Abstract
Zielsetzung: Die Beurteilung des Zusammenhangs zwischen der Dicke der retinalen Nervenfaser-Schicht (retinal nerve fibre layer; RNFL) und dem Ergebnis der Frequenzverdopplungsperimetrie (FDP). Methoden: 62 gesunde Probanden und 72 Glaukompatienten wurden prospektiv ausgewählt.
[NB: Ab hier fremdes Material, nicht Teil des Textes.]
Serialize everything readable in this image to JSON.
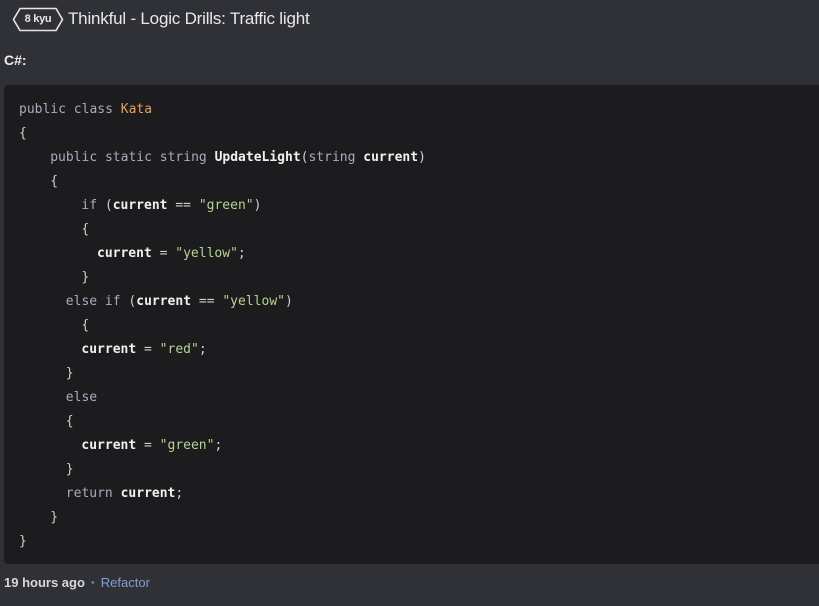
{
  "header": {
    "kyu_badge": "8 kyu",
    "title": "Thinkful - Logic Drills: Traffic light"
  },
  "language_label": "C#:",
  "code": {
    "lines": [
      {
        "indent": 0,
        "tokens": [
          {
            "t": "kw",
            "v": "public class "
          },
          {
            "t": "cls",
            "v": "Kata"
          }
        ]
      },
      {
        "indent": 0,
        "tokens": [
          {
            "t": "pl",
            "v": "{"
          }
        ]
      },
      {
        "indent": 4,
        "tokens": [
          {
            "t": "kw",
            "v": "public static string "
          },
          {
            "t": "ident",
            "v": "UpdateLight"
          },
          {
            "t": "pl",
            "v": "("
          },
          {
            "t": "kw",
            "v": "string "
          },
          {
            "t": "ident",
            "v": "current"
          },
          {
            "t": "pl",
            "v": ")"
          }
        ]
      },
      {
        "indent": 4,
        "tokens": [
          {
            "t": "pl",
            "v": "{"
          }
        ]
      },
      {
        "indent": 8,
        "tokens": [
          {
            "t": "kw",
            "v": "if "
          },
          {
            "t": "pl",
            "v": "("
          },
          {
            "t": "ident",
            "v": "current"
          },
          {
            "t": "pl",
            "v": " == "
          },
          {
            "t": "str",
            "v": "\"green\""
          },
          {
            "t": "pl",
            "v": ")"
          }
        ]
      },
      {
        "indent": 8,
        "tokens": [
          {
            "t": "pl",
            "v": "{"
          }
        ]
      },
      {
        "indent": 10,
        "tokens": [
          {
            "t": "ident",
            "v": "current"
          },
          {
            "t": "pl",
            "v": " = "
          },
          {
            "t": "str",
            "v": "\"yellow\""
          },
          {
            "t": "pl",
            "v": ";"
          }
        ]
      },
      {
        "indent": 8,
        "tokens": [
          {
            "t": "pl",
            "v": "}"
          }
        ]
      },
      {
        "indent": 6,
        "tokens": [
          {
            "t": "kw",
            "v": "else if "
          },
          {
            "t": "pl",
            "v": "("
          },
          {
            "t": "ident",
            "v": "current"
          },
          {
            "t": "pl",
            "v": " == "
          },
          {
            "t": "str",
            "v": "\"yellow\""
          },
          {
            "t": "pl",
            "v": ")"
          }
        ]
      },
      {
        "indent": 8,
        "tokens": [
          {
            "t": "pl",
            "v": "{"
          }
        ]
      },
      {
        "indent": 8,
        "tokens": [
          {
            "t": "ident",
            "v": "current"
          },
          {
            "t": "pl",
            "v": " = "
          },
          {
            "t": "str",
            "v": "\"red\""
          },
          {
            "t": "pl",
            "v": ";"
          }
        ]
      },
      {
        "indent": 6,
        "tokens": [
          {
            "t": "pl",
            "v": "}"
          }
        ]
      },
      {
        "indent": 6,
        "tokens": [
          {
            "t": "kw",
            "v": "else"
          }
        ]
      },
      {
        "indent": 6,
        "tokens": [
          {
            "t": "pl",
            "v": "{"
          }
        ]
      },
      {
        "indent": 8,
        "tokens": [
          {
            "t": "ident",
            "v": "current"
          },
          {
            "t": "pl",
            "v": " = "
          },
          {
            "t": "str",
            "v": "\"green\""
          },
          {
            "t": "pl",
            "v": ";"
          }
        ]
      },
      {
        "indent": 6,
        "tokens": [
          {
            "t": "pl",
            "v": "}"
          }
        ]
      },
      {
        "indent": 6,
        "tokens": [
          {
            "t": "kw",
            "v": "return "
          },
          {
            "t": "ident",
            "v": "current"
          },
          {
            "t": "pl",
            "v": ";"
          }
        ]
      },
      {
        "indent": 4,
        "tokens": [
          {
            "t": "pl",
            "v": "}"
          }
        ]
      },
      {
        "indent": 0,
        "tokens": [
          {
            "t": "pl",
            "v": "}"
          }
        ]
      }
    ]
  },
  "footer": {
    "timestamp": "19 hours ago",
    "separator": "•",
    "refactor_label": "Refactor"
  },
  "colors": {
    "background": "#303136",
    "code_background": "#1c1c1e",
    "keyword": "#b2a6bd",
    "class_name": "#e8a05b",
    "string": "#b8d28f",
    "link": "#7f9ed1"
  }
}
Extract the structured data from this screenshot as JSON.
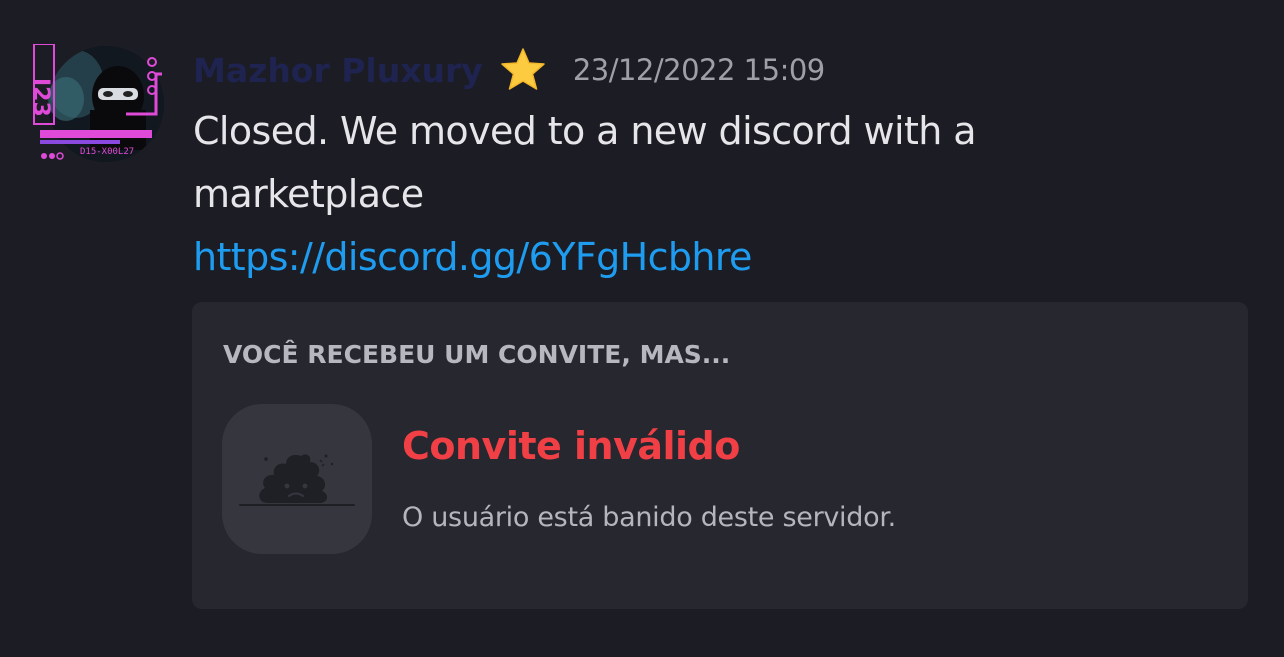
{
  "message": {
    "author": "Mazhor Pluxury",
    "author_badge": "star-emoji",
    "timestamp": "23/12/2022 15:09",
    "text_lines": [
      "Closed. We moved to a new discord with a",
      "marketplace"
    ],
    "link": "https://discord.gg/6YFgHcbhre"
  },
  "invite": {
    "heading": "VOCÊ RECEBEU UM CONVITE, MAS...",
    "title": "Convite inválido",
    "description": "O usuário está banido deste servidor.",
    "icon": "sad-poop-icon"
  },
  "colors": {
    "background": "#1c1d24",
    "card": "#26272f",
    "link": "#1e9cf0",
    "error": "#f04046",
    "username": "#1f2350"
  }
}
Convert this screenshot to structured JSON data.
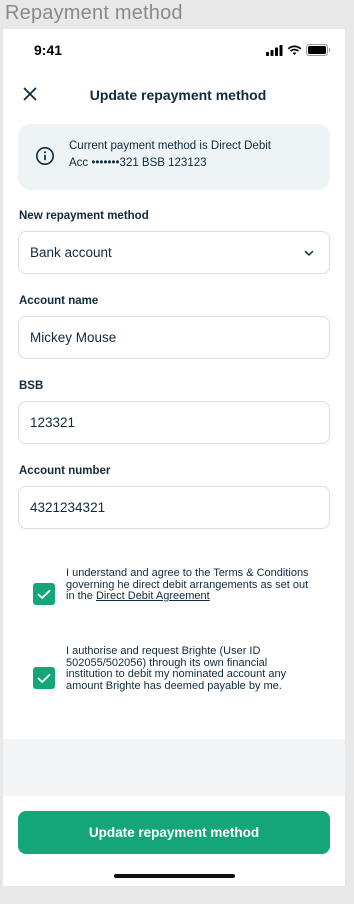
{
  "frame": {
    "title": "Repayment method"
  },
  "status_bar": {
    "time": "9:41"
  },
  "header": {
    "title": "Update repayment method"
  },
  "info": {
    "line1": "Current payment method is Direct Debit",
    "line2": "Acc •••••••321 BSB 123123"
  },
  "form": {
    "method_label": "New repayment method",
    "method_value": "Bank account",
    "account_name_label": "Account name",
    "account_name_value": "Mickey Mouse",
    "bsb_label": "BSB",
    "bsb_value": "123321",
    "account_number_label": "Account number",
    "account_number_value": "4321234321"
  },
  "consents": {
    "terms_text": "I understand and agree to the Terms & Conditions governing he direct debit arrangements as set out in the ",
    "terms_link": "Direct Debit Agreement",
    "terms_checked": true,
    "authorise_text": "I authorise and request Brighte (User ID 502055/502056) through its own financial institution to debit my nominated account any amount Brighte has deemed payable by me.",
    "authorise_checked": true
  },
  "cta": {
    "label": "Update repayment method"
  },
  "colors": {
    "accent": "#14a578",
    "text": "#0f2b3d",
    "info_bg": "#eef3f5"
  }
}
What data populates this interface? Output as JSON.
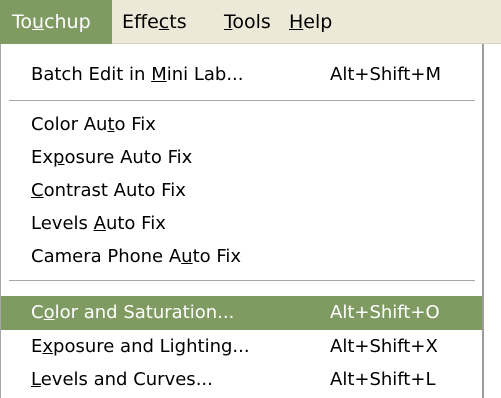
{
  "menubar": {
    "items": [
      {
        "pre": "To",
        "acc": "u",
        "post": "chup"
      },
      {
        "pre": "Effe",
        "acc": "c",
        "post": "ts"
      },
      {
        "pre": "",
        "acc": "T",
        "post": "ools"
      },
      {
        "pre": "",
        "acc": "H",
        "post": "elp"
      }
    ]
  },
  "menu": {
    "items": [
      {
        "pre": "Batch Edit in ",
        "acc": "M",
        "post": "ini Lab...",
        "shortcut": "Alt+Shift+M"
      },
      {
        "pre": "Color Au",
        "acc": "t",
        "post": "o Fix",
        "shortcut": ""
      },
      {
        "pre": "Ex",
        "acc": "p",
        "post": "osure Auto Fix",
        "shortcut": ""
      },
      {
        "pre": "",
        "acc": "C",
        "post": "ontrast Auto Fix",
        "shortcut": ""
      },
      {
        "pre": "Levels ",
        "acc": "A",
        "post": "uto Fix",
        "shortcut": ""
      },
      {
        "pre": "Camera Phone A",
        "acc": "u",
        "post": "to Fix",
        "shortcut": ""
      },
      {
        "pre": "C",
        "acc": "o",
        "post": "lor and Saturation...",
        "shortcut": "Alt+Shift+O"
      },
      {
        "pre": "E",
        "acc": "x",
        "post": "posure and Lighting...",
        "shortcut": "Alt+Shift+X"
      },
      {
        "pre": "",
        "acc": "L",
        "post": "evels and Curves...",
        "shortcut": "Alt+Shift+L"
      }
    ]
  },
  "colors": {
    "highlight": "#7f9b62",
    "menubar_bg": "#ece9d8"
  }
}
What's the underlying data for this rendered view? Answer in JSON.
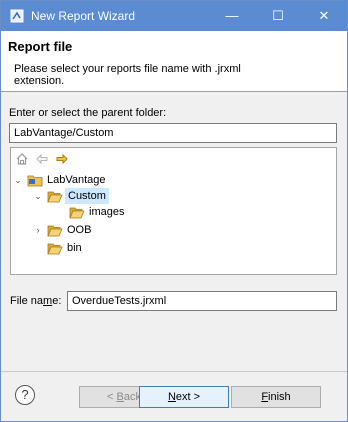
{
  "window": {
    "title": "New Report Wizard",
    "minimize_glyph": "—",
    "maximize_glyph": "☐",
    "close_glyph": "✕"
  },
  "header": {
    "title": "Report file",
    "message": "Please select your reports file name with .jrxml extension."
  },
  "folder": {
    "label": "Enter or select the parent folder:",
    "value": "LabVantage/Custom"
  },
  "tree": {
    "nodes": [
      {
        "label": "LabVantage",
        "expanded": true,
        "level": 0
      },
      {
        "label": "Custom",
        "expanded": true,
        "selected": true,
        "level": 1
      },
      {
        "label": "images",
        "level": 2
      },
      {
        "label": "OOB",
        "expanded": false,
        "level": 1
      },
      {
        "label": "bin",
        "level": 1
      }
    ]
  },
  "file": {
    "label_pre": "File na",
    "label_ul": "m",
    "label_post": "e:",
    "value": "OverdueTests.jrxml"
  },
  "buttons": {
    "help": "?",
    "back_pre": "< ",
    "back_ul": "B",
    "back_post": "ack",
    "next_ul": "N",
    "next_post": "ext >",
    "finish_ul": "F",
    "finish_post": "inish"
  },
  "colors": {
    "titlebar": "#5b8bd0",
    "selection": "#cce8ff",
    "folder": "#e8c25a"
  }
}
Alle Teilnehmer wurden einer zuverlässigen FDP und einer optischen Kohärenztomografie (optical coherence tomography; OCT) unterzogen. Pearson-Korrelationen wurden zwischen den nichtlogarithmierten Schwellenwerten der FDP und der RNFL-Dicke laut OCT berechnet. Ergebnisse: Leichte bis mittelstarke Korrelationen wurden zwischen einigen Punkten der FDP und RNFL-Dicke in der vertikalen Achse festgestellt. Der nasal superiore Bereich der FDP und die RNFL-Dicke auf der 7-Uhr-Position wiesen die stärkste Korrelation auf (0,434; p < 0,001). Schlussfolgerungen: Die geringe Übereinstimmung zwischen FDP- und OCT-Parametern deutet darauf hin, dass die beiden Messinstrumente unterschiedliche Aspekte der glaukomatösen Optikusneuropathie erfassen. Die resultierende Karte validiert zuvor berichtete klinische Befunde und trägt zu einem besseren Verständnis der Struktur-Funktions-Beziehung beim Glaukom bei. Übersetzung aus Fuertes-Lazaro I, et al: Structure-function relationship between frequency-doubling technology perimetry and optical coherence tomography in glaucoma. Ophthalmologica 2014;232:230-238 (DOI: 10.1159/000364957)
Experten-Kommentar
Transfer in die Praxis
Die Verlaufsbeurteilung beim Glaukom stützt sich auf ganz unterschiedliche Untersuchungsmethoden, die sowohl den morphologischen Befund der Nervenfaser-Schädigung in Netzhaut und Papille als auch die sich daraus ergebende Funktionseinschränkung im Wesentlichen mit Gesichtsfeld-Ausfällen möglichst sicher dokumentieren sollen. Eine sichere Korrelation zwischen Morphologie und Funktion ist dabei kaum zu erfassen.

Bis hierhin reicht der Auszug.